Nodal Points Digest #2: LLM personas, circles as esoteric interfaces, and the anxiety of writing
A few things that shaped how I’m seeing from last week. Some are projects/experiments I’m building, some things I read, some just collisions between ideas that I haven’t settled yet: my first attempt at LLM persona steering; research on circular interfaces since medieval times; making an interface for Bret Victor’s 391 references on one page; midjourney experiments; random books I picked up.
🧭Steering LLM personality with vectors, not prompts
I’ve been spending sometime with representation engineering, a mech interp sub-field [?] that asks: what if you could find “directions” inside an LLM’s internal activations that correspond to personality/mood, and then nudge the model along those directions at inference time? Without fine-tuning/re-training, that is.

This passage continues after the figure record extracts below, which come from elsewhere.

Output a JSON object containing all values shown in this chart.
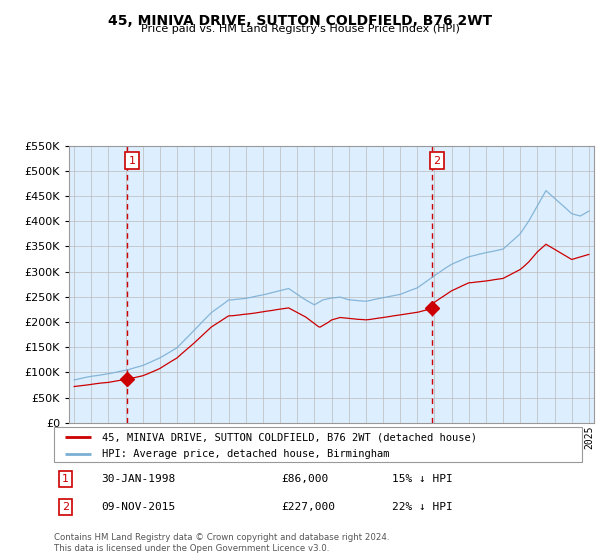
{
  "title": "45, MINIVA DRIVE, SUTTON COLDFIELD, B76 2WT",
  "subtitle": "Price paid vs. HM Land Registry's House Price Index (HPI)",
  "legend_line1": "45, MINIVA DRIVE, SUTTON COLDFIELD, B76 2WT (detached house)",
  "legend_line2": "HPI: Average price, detached house, Birmingham",
  "sale1_date": 1998.08,
  "sale1_price": 86000,
  "sale1_label": "1",
  "sale1_display": "30-JAN-1998",
  "sale1_text": "£86,000",
  "sale1_pct": "15% ↓ HPI",
  "sale2_date": 2015.85,
  "sale2_price": 227000,
  "sale2_label": "2",
  "sale2_display": "09-NOV-2015",
  "sale2_text": "£227,000",
  "sale2_pct": "22% ↓ HPI",
  "footer1": "Contains HM Land Registry data © Crown copyright and database right 2024.",
  "footer2": "This data is licensed under the Open Government Licence v3.0.",
  "line_red": "#cc0000",
  "line_blue": "#7bafd4",
  "fill_blue": "#ddeeff",
  "background": "#ffffff",
  "grid_color": "#cccccc",
  "ylim": [
    0,
    550000
  ],
  "yticks": [
    0,
    50000,
    100000,
    150000,
    200000,
    250000,
    300000,
    350000,
    400000,
    450000,
    500000,
    550000
  ],
  "xlim_start": 1994.7,
  "xlim_end": 2025.3
}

The foundational idea comes from the Representation Engineering paper (Zou et al., 2023), which showed that concepts like honesty, fairness, and harmlessness correspond to linear directions you can extract and manipulate. Theia Vogel made this very accessible with the repeng library and a wonderful blog post that walks through training vectors for things like happiness and creativity. More recently, Lu et al.’s the Assistant Axis mapped out a full “persona space” using 275 character archetypes, and found that the main dimension separating different personas captures a spectrum from “assistant-like” to “role-playing.”